There are two portios of your question that I would like to address.
First of all, and more to the basic point of your question, there is absolutely no difference in field of view on an APS-C format camera (the so-called "crop" format) between an EF lens and an EF-S lens set to the same focal length. An EF 50mm lens, for example, will provide exactly the same framing, field of view, and depth of field as an EF-S lens adjusted to 50mm and set for the same aperture.
Secondly - the part I put in bold in your quote above is wrong. You do NOT have to multiply the focal length by anything. Please read the next few paragraphs to understand.
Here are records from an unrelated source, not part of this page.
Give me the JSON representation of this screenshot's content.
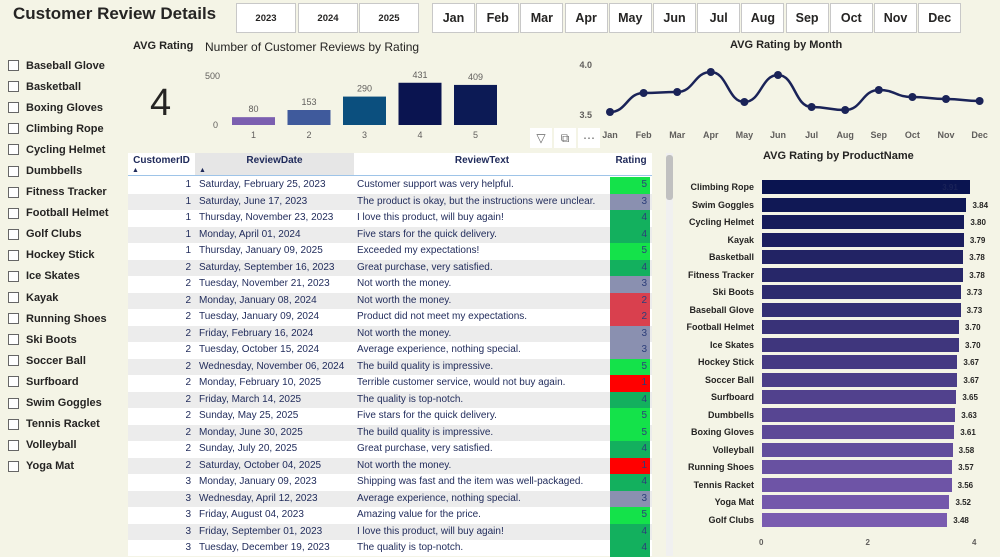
{
  "header": {
    "title": "Customer Review Details"
  },
  "years": [
    "2023",
    "2024",
    "2025"
  ],
  "months": [
    "Jan",
    "Feb",
    "Mar",
    "Apr",
    "May",
    "Jun",
    "Jul",
    "Aug",
    "Sep",
    "Oct",
    "Nov",
    "Dec"
  ],
  "products": [
    "Baseball Glove",
    "Basketball",
    "Boxing Gloves",
    "Climbing Rope",
    "Cycling Helmet",
    "Dumbbells",
    "Fitness Tracker",
    "Football Helmet",
    "Golf Clubs",
    "Hockey Stick",
    "Ice Skates",
    "Kayak",
    "Running Shoes",
    "Ski Boots",
    "Soccer Ball",
    "Surfboard",
    "Swim Goggles",
    "Tennis Racket",
    "Volleyball",
    "Yoga Mat"
  ],
  "kpi": {
    "label": "AVG Rating",
    "value": "4"
  },
  "visual_icons": [
    "filter-icon",
    "focus-mode-icon",
    "more-options-icon"
  ],
  "table": {
    "columns": [
      "CustomerID",
      "ReviewDate",
      "ReviewText",
      "Rating"
    ],
    "rating_colors": {
      "1": "#ff0000",
      "2": "#d9404e",
      "3": "#8a90b0",
      "4": "#13b05e",
      "5": "#14e24a"
    },
    "rows": [
      [
        "1",
        "Saturday, February 25, 2023",
        "Customer support was very helpful.",
        "5"
      ],
      [
        "1",
        "Saturday, June 17, 2023",
        "The product is okay, but the instructions were unclear.",
        "3"
      ],
      [
        "1",
        "Thursday, November 23, 2023",
        "I love this product, will buy again!",
        "4"
      ],
      [
        "1",
        "Monday, April 01, 2024",
        "Five stars for the quick delivery.",
        "4"
      ],
      [
        "1",
        "Thursday, January 09, 2025",
        "Exceeded my expectations!",
        "5"
      ],
      [
        "2",
        "Saturday, September 16, 2023",
        "Great purchase, very satisfied.",
        "4"
      ],
      [
        "2",
        "Tuesday, November 21, 2023",
        "Not worth the money.",
        "3"
      ],
      [
        "2",
        "Monday, January 08, 2024",
        "Not worth the money.",
        "2"
      ],
      [
        "2",
        "Tuesday, January 09, 2024",
        "Product did not meet my expectations.",
        "2"
      ],
      [
        "2",
        "Friday, February 16, 2024",
        "Not worth the money.",
        "3"
      ],
      [
        "2",
        "Tuesday, October 15, 2024",
        "Average experience, nothing special.",
        "3"
      ],
      [
        "2",
        "Wednesday, November 06, 2024",
        "The build quality is impressive.",
        "5"
      ],
      [
        "2",
        "Monday, February 10, 2025",
        "Terrible customer service, would not buy again.",
        "1"
      ],
      [
        "2",
        "Friday, March 14, 2025",
        "The quality is top-notch.",
        "4"
      ],
      [
        "2",
        "Sunday, May 25, 2025",
        "Five stars for the quick delivery.",
        "5"
      ],
      [
        "2",
        "Monday, June 30, 2025",
        "The build quality is impressive.",
        "5"
      ],
      [
        "2",
        "Sunday, July 20, 2025",
        "Great purchase, very satisfied.",
        "4"
      ],
      [
        "2",
        "Saturday, October 04, 2025",
        "Not worth the money.",
        "1"
      ],
      [
        "3",
        "Monday, January 09, 2023",
        "Shipping was fast and the item was well-packaged.",
        "4"
      ],
      [
        "3",
        "Wednesday, April 12, 2023",
        "Average experience, nothing special.",
        "3"
      ],
      [
        "3",
        "Friday, August 04, 2023",
        "Amazing value for the price.",
        "5"
      ],
      [
        "3",
        "Friday, September 01, 2023",
        "I love this product, will buy again!",
        "4"
      ],
      [
        "3",
        "Tuesday, December 19, 2023",
        "The quality is top-notch.",
        "4"
      ]
    ]
  },
  "chart_data": [
    {
      "type": "bar",
      "title": "Number of Customer Reviews by Rating",
      "categories": [
        "1",
        "2",
        "3",
        "4",
        "5"
      ],
      "values": [
        80,
        153,
        290,
        431,
        409
      ],
      "yticks": [
        "0",
        "500"
      ],
      "ylim": [
        0,
        500
      ],
      "colors": [
        "#7b5fb0",
        "#3f5a9c",
        "#0b4f7e",
        "#0a1450",
        "#0c1a55"
      ]
    },
    {
      "type": "line",
      "title": "AVG Rating by Month",
      "categories": [
        "Jan",
        "Feb",
        "Mar",
        "Apr",
        "May",
        "Jun",
        "Jul",
        "Aug",
        "Sep",
        "Oct",
        "Nov",
        "Dec"
      ],
      "values": [
        3.52,
        3.71,
        3.72,
        3.92,
        3.62,
        3.89,
        3.57,
        3.54,
        3.74,
        3.67,
        3.65,
        3.63
      ],
      "yticks": [
        "3.5",
        "4.0"
      ],
      "ylim": [
        3.5,
        4.0
      ],
      "color": "#1a2358"
    },
    {
      "type": "bar",
      "orientation": "horizontal",
      "title": "AVG Rating by ProductName",
      "categories": [
        "Climbing Rope",
        "Swim Goggles",
        "Cycling Helmet",
        "Kayak",
        "Basketball",
        "Fitness Tracker",
        "Ski Boots",
        "Baseball Glove",
        "Football Helmet",
        "Ice Skates",
        "Hockey Stick",
        "Soccer Ball",
        "Surfboard",
        "Dumbbells",
        "Boxing Gloves",
        "Volleyball",
        "Running Shoes",
        "Tennis Racket",
        "Yoga Mat",
        "Golf Clubs"
      ],
      "values": [
        3.91,
        3.84,
        3.8,
        3.79,
        3.78,
        3.78,
        3.73,
        3.73,
        3.7,
        3.7,
        3.67,
        3.67,
        3.65,
        3.63,
        3.61,
        3.58,
        3.57,
        3.56,
        3.52,
        3.48
      ],
      "labels": [
        "3.91",
        "3.84",
        "3.80",
        "3.79",
        "3.78",
        "3.78",
        "3.73",
        "3.73",
        "3.70",
        "3.70",
        "3.67",
        "3.67",
        "3.65",
        "3.63",
        "3.61",
        "3.58",
        "3.57",
        "3.56",
        "3.52",
        "3.48"
      ],
      "xticks": [
        "0",
        "2",
        "4"
      ],
      "xlim": [
        0,
        4
      ],
      "color_start": "#0a1450",
      "color_end": "#7a5cb0"
    }
  ]
}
The "crop factor" has only one valid use. Here's an example: Joe took a photo of Mount Rushmore with a 35mm camera from a particular place using a 200mm lens. You want to replicate that photo with your Rebel XTi. What focal length do you need to do that from the same location that he took his photo? Divide the 200mm by 1.6 and you get the answer - 125mm. The "crop factor" is a REFERENCE between the two formats that lets you compare the field of view of particular focal lengths between the two formats.
The "crop factor" (related to using lenses essentially designed for 35mm SLR cameras) is always given assuming that the 35mm format (24x36mm) is the reference master. Something to realize, though, is that the 35mm film format is not, never has been, and never will be the "master" format against which all other camera formats are referenced. It is simply the format of the cameras that have also evolved into today's commonly used digital SLRs.
If you do not have significant experience with 35mm film SLR cameras, you can virtually forget the "crop factor". All you really need to know is that a "normal" focal length for the APS-C format is approximately 30mm. Any focal length shorter than 30mm is considered wide-angle and anything longer than 30mm is a "telephoto" (technically the wrong use of the word, but it's commonly used for a lens longer than "normal").
I hope this all helps clear up the mud.
I disagree. Photo sites and references talk in 35mm equivalencies all the time, especially at the beginner level. The 35mm FOV equivalences are very important to understand, so when you buy a 50mm lens, when you read somewhere that 50mm was a "normal" lens, you aren't surprised by why people seem so close in the viewfinder.